2025年度上期の世界生産は2年ぶりの増加、足元でネクスペリア問題が陰を落とす自動車メーカー生産動向(2/4 ページ)

» 2025年11月25日 06時30分 公開
[MONOist]

トヨタ自動車

 メーカー別に見ると、トヨタの2025年度上期の世界生産台数は、前年同期比6.0%増の498万5122台と2年ぶりにプラスへ転じた。このうち海外生産は、同7.2%増の339万9500台と2年ぶりに前年実績を上回るとともに、年度上期として過去最高を更新した。地域別では、主要市場の北米は、底堅い需要や「カムリ」「シエナ」などのHEV人気の他、前年に運転席エアバッグのリコールによる「レクサスTX」と「グランドハイランダー」の生産を停止していた反動もあり、同11.5%増の114万4343台と2年ぶりに増加した。

 さらに中国も、新型EV「bZ3X」やHEVの好調、政府の補助金政策と連動した販売促進策などが奏功し、同9.4%増の80万3762台と3年ぶりに前年実績を上回った。中国以外のアジアも、主要市場のタイは自動車ローンの厳格化など厳しい市況が続いている中、新型「ヤリスエイティブ」の好調や販売施策の奏功により同5.2%増の28万9477台と3年ぶりにプラスへ転じた。インドネシアもローンの厳格化が続いているが、輸出需要の拡大により同5.3%増の13万6041台と2年ぶりのプラス。インドは「アーバンクルーザーハイランダー」や「イノーバハイクロス」などの販売好調が続いており、同6.4%増の20万6733台と6年連続で増加した。その結果、アジアトータルでは同7.1%増の160万8218台と2年ぶりにプラスを確保した。
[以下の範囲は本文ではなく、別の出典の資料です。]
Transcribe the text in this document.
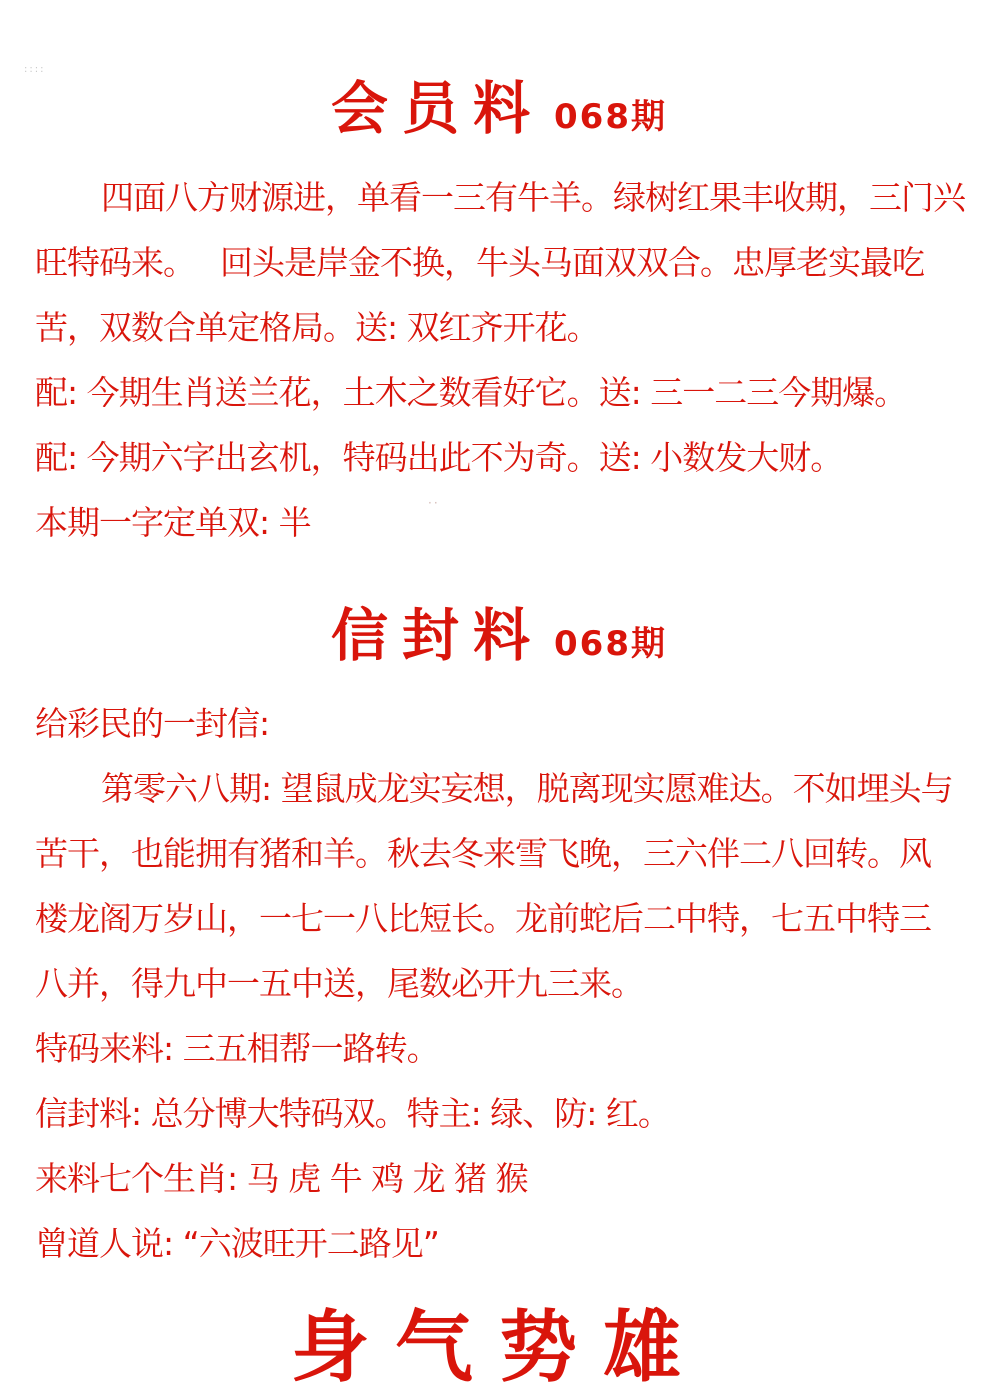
::::
··
会员料 068期
四面八方财源进，单看一三有牛羊。绿树红果丰收期，三门兴
旺特码来。　 回头是岸金不换，牛头马面双双合。忠厚老实最吃
苦，双数合单定格局。送: 双红齐开花。
配: 今期生肖送兰花，土木之数看好它。送: 三一二三今期爆。
配: 今期六字出玄机，特码出此不为奇。送: 小数发大财。
本期一字定单双: 半
信封料 068期
给彩民的一封信:
第零六八期: 望鼠成龙实妄想，脱离现实愿难达。不如埋头与
苦干，也能拥有猪和羊。秋去冬来雪飞晚，三六伴二八回转。风
楼龙阁万岁山，一七一八比短长。龙前蛇后二中特，七五中特三
八并，得九中一五中送，尾数必开九三来。
特码来料: 三五相帮一路转。
信封料: 总分博大特码双。特主: 绿、防: 红。
来料七个生肖: 马 虎 牛 鸡 龙 猪 猴
曾道人说: “六波旺开二路见”
身气势雄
 欧州は、英国が前年のゼロエミッション車販売割合義務付け(ZEVマンデート)により落ち込んだ反動もあり同4.7%増と増えたが、トルコで2023年に生産開始した新型「C-HR」の反動減で同13.3%減と落ち込んだ他、欧州市場ではEV需要の盛り返しに伴うHEVの一服感などもあり、欧州全体では同3.7%減の38万1513台と2年ぶりに減少した。
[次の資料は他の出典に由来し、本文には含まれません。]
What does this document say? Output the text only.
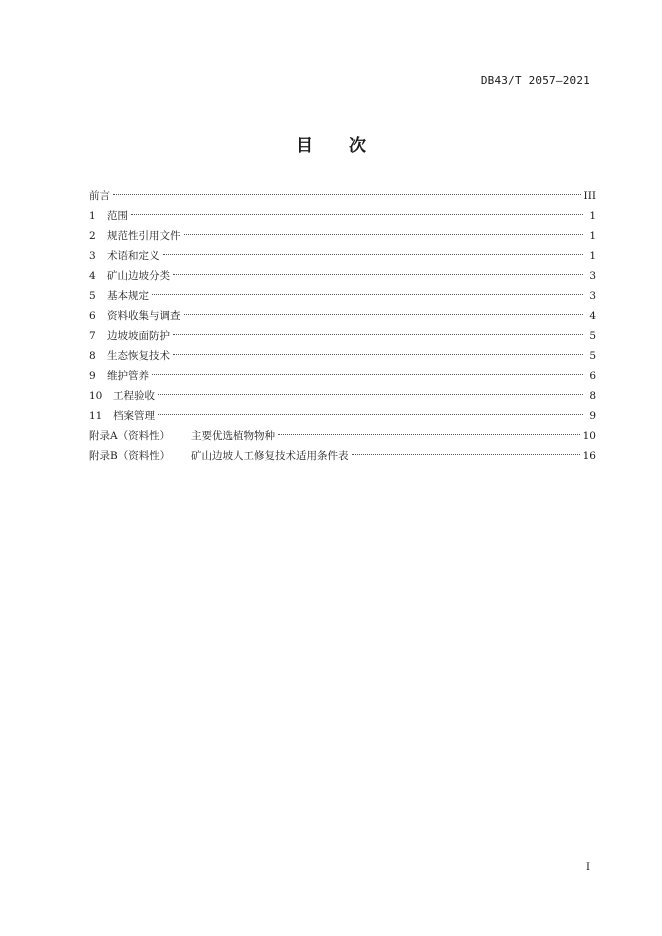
DB43/T 2057—2021
目 次
前言	III
1 范围	1
2 规范性引用文件	1
3 术语和定义	1
4 矿山边坡分类	3
5 基本规定	3
6 资料收集与调查	4
7 边坡坡面防护	5
8 生态恢复技术	5
9 维护管养	6
10 工程验收	8
11 档案管理	9
附录A（资料性） 主要优选植物物种	10
附录B（资料性） 矿山边坡人工修复技术适用条件表	16
I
 国内生産は、前年同期比3.4%増の158万5622台と2年ぶりのプラスとなった。前年が、「プリウス」の後席ドアハンドルの不具合によるリコールで4月上旬〜6月中旬に稼働を停止。生産工程の確認のため「ノア/ヴォクシー」と「アルファード」も4月上旬〜中旬に停止した。さらに、6月に発覚した認証不正問題により、「ヤリスクロス」「カローラフィールダー/アクシオ」の生産を9月上旬まで停止したなど、前年に主力モデルの生産を相次ぎ停止した反動増が表れた格好だ。輸出も、主力の北米をはじめ、欧州やアジア、アフリカ向けなどがけん引し、同9.0%増の100万1405台と2年ぶりの前年超えとなった。

 足元でも好調は続いている。9月単月の世界生産は、前年同月比11.1%増の91万8146台と4カ月連続のプラスで、9月の世界生産として過去最高を記録した。けん引役は海外生産で、同12.4%増の61万6520台と8カ月連続で前年実績を上回るとともに、9月の海外生産として過去最高を更新。地域別では、主要市場の北米は、HEV人気の他、前年にレクサスTXとグランドハイランダーを生産停止した反動増により同19.8%増の19万7341台と8カ月連続のプラス。北米に生産拠点を構える5社で唯一2桁%増となった。

 中国も好調で、同16.2%増の15万5629台と2カ月ぶりに増加した。中国以外のアジアは、インドネシアがローン審査の厳格化に加えて追加課税の導入などにより同4.0%減の2万1920台と落ち込んだが、タイは同15.2%増の5万1407台、インドは同20.0%増の3万8941台と伸長し、アジアトータルでは同13.2%増の29万5341台と2カ月ぶりに増加した。欧州は「ヤリス」の好調がトルコの落ち込みをカバーした結果、同1.1%増の7万7926台とプラスを確保し、2カ月ぶりに増加した。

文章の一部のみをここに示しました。